The Stikine, or Great River in the native Tlingit language, drains nearly 20,000 square miles and flows over 400 miles from its headwaters in British Columbia to Frederick Sound in Alaska. The far northwest of BC offers explorers huge areas of unspoiled wilderness. Forged in fire, carved with ice, coloured with sprawling verdant forests, crystalline blue lakes, and fragile alpine meadows: welcome to the backcountry.
The Stikine River is navigable downriver from the Grand Canyon of the Stikine, continuing down the river from Telegraph Creek all the way to Wrangell, Alaska, for a fortnight’s travel of 280 miles (459 km). The Stikine was first paddled by Indians in dugout canoes seeking an easy route through the formidable Coast Mountain Range. The river was once busy with sternwheelers transporting prospectors and supplies to the rich goldfields of the Yukon and the Canadian Interior. The Cassiar Gold Rush of 1873-1874 is long past, and paddlewheelers have been replaced by canoes, kayaks and powered boats.
The Stikine River area was first explored by Russian fur traders in the late 1700’s and early 1800’s, followed by developers of the Collins Overland Telegraph Trail in the 1860’s. This route was abandoned after cable was laid across the Atlantic, linking North America and Europe.
Don’t even think about boating, canoeing or kayaking the Stikine River into the Grand Canyon of the Stikine, a 61-mile (100-km) stretch of impassable waters that charge through canyons 1,000 feet (300 m) deep. It has only once been bested. Be content with the waters that are runable! At last count, the Grand Canyon of the Stikine, located in the Stikine River Provincial Park, was home to more than 360 mountain goats, which use the sheer canyon walls as effective protection from all natural predators.
There is a variety of ways to enjoy the Stikine, and river boating is one of them. River Tour operators based in Telegraph Creek arrange travel on the Stikine River in boats for an afternoon, a single overnight trip, or longer trips of several days to the Lower River and beyond to Wrangell, Alaska. These experienced guides operate under a special use permit from the USDA Forest Service; Tongass National Forest.
Short tours run from Telegraph Creek to the Glenora/Hudson Bay Flats area and back to Telegraph Creek. Water levels permitting, the trip continues two miles above Telegraph Creek to the entrance of the Grand Canyon of the Stikine.
Half-day tours travel 35 miles down river to the confluence of the Chutine River and Jackson’s Landing. Full-day tours navigate 65 miles down river, through the Little Canyon into the heart of the Coast Mountains. This infrequently travelled wilderness is the land of glaciers and braided river channels.

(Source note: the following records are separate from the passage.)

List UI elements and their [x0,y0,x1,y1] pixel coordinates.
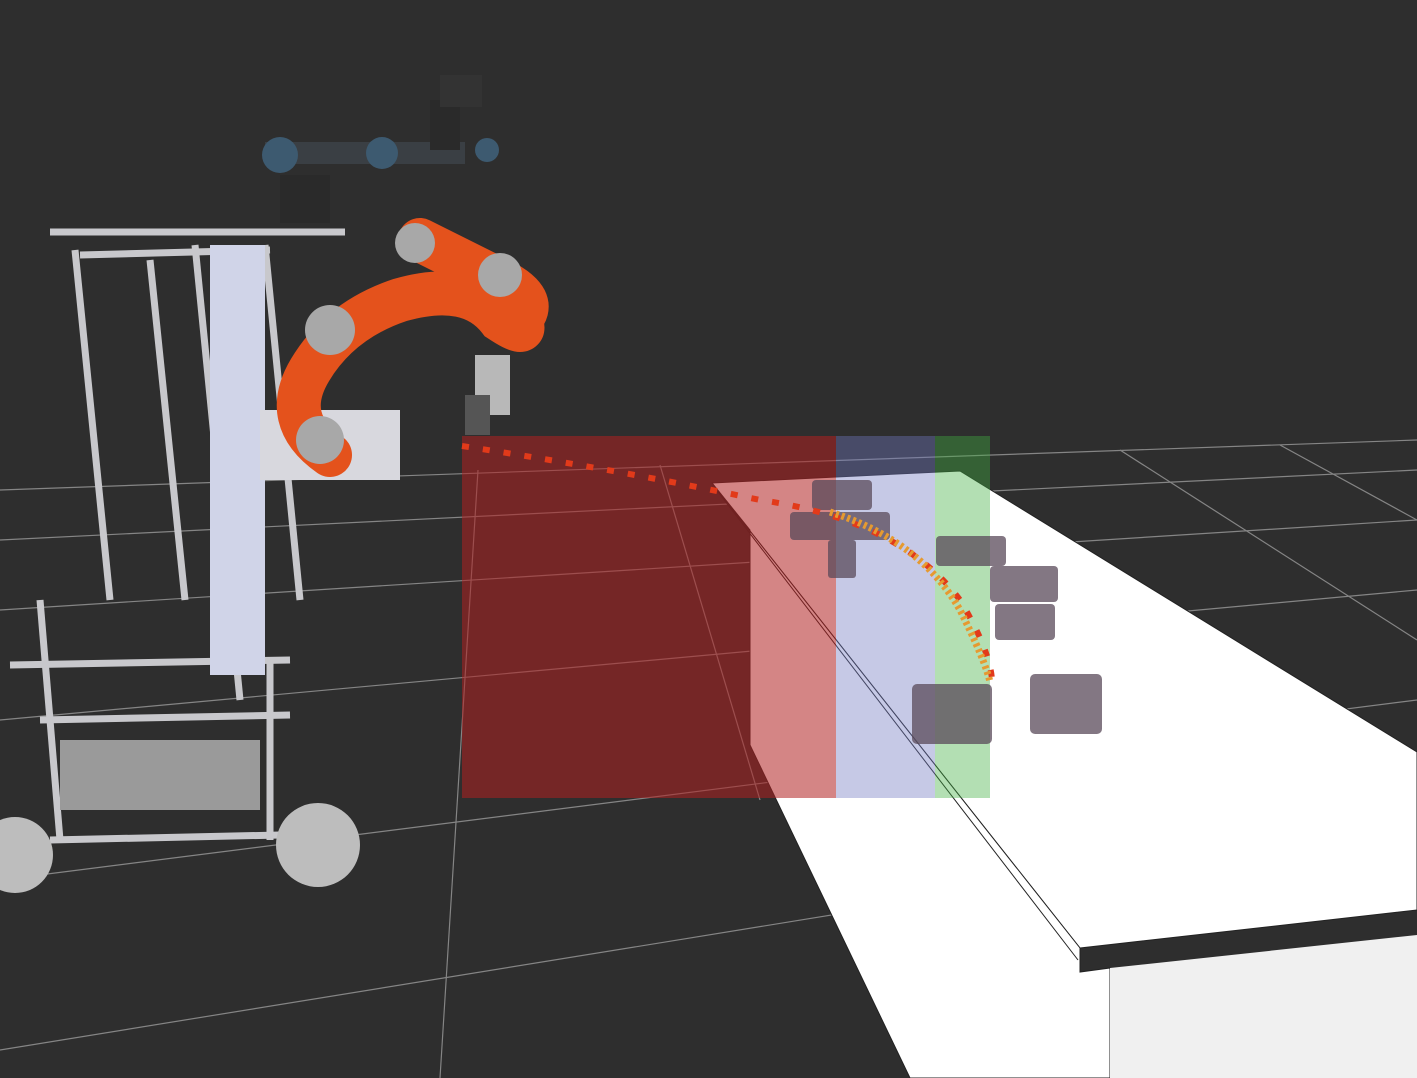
3d-viewport[interactable] [0,0,1417,1078]
lift-column [210,245,265,675]
cart-base [60,740,260,810]
wheel [276,803,360,887]
scene-svg [0,0,1417,1078]
red-region [462,436,836,798]
workspace-regions [462,436,990,798]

The Dease River from Dease Lake to Liard River used to be one of the most important water highways in the province, and saw its last great use during the construction of the Alaska Hwy. Nowadays, the river is experiencing a bit of a renaissance, as paddlers discover this 162-mile (265-km) waterway. It’s mostly Class I and II, with some Class III rapids. Expect to take about seven days to complete the one-way paddle.
The Stewart-Cassiar Highway 37 is the only road that delivers adventurers to this awe-inspiring wilderness. Sections are still unpaved and services are few, so be prepared for any eventuality. Two roads branch west of Highway 37 and connect with Stewart and Telegraph Creek, respectively. The navigable portion of the Stikine River is reached from the small community of Telegraph Creek. Vehicle access is limited to Highway 37 and logging roads.
Nature, it seems, conspires to keep this region a secret, but for those who are prepared, this remote part of British Columbia offers up unimaginably rich rewards. Getting off the beaten path is a must for explorers; many areas can be reached only by boat, foot, horseback, helicopter, or floatplane. Those seeking solitude can go for days or weeks in some areas without sharing this rugged beauty with anyone else.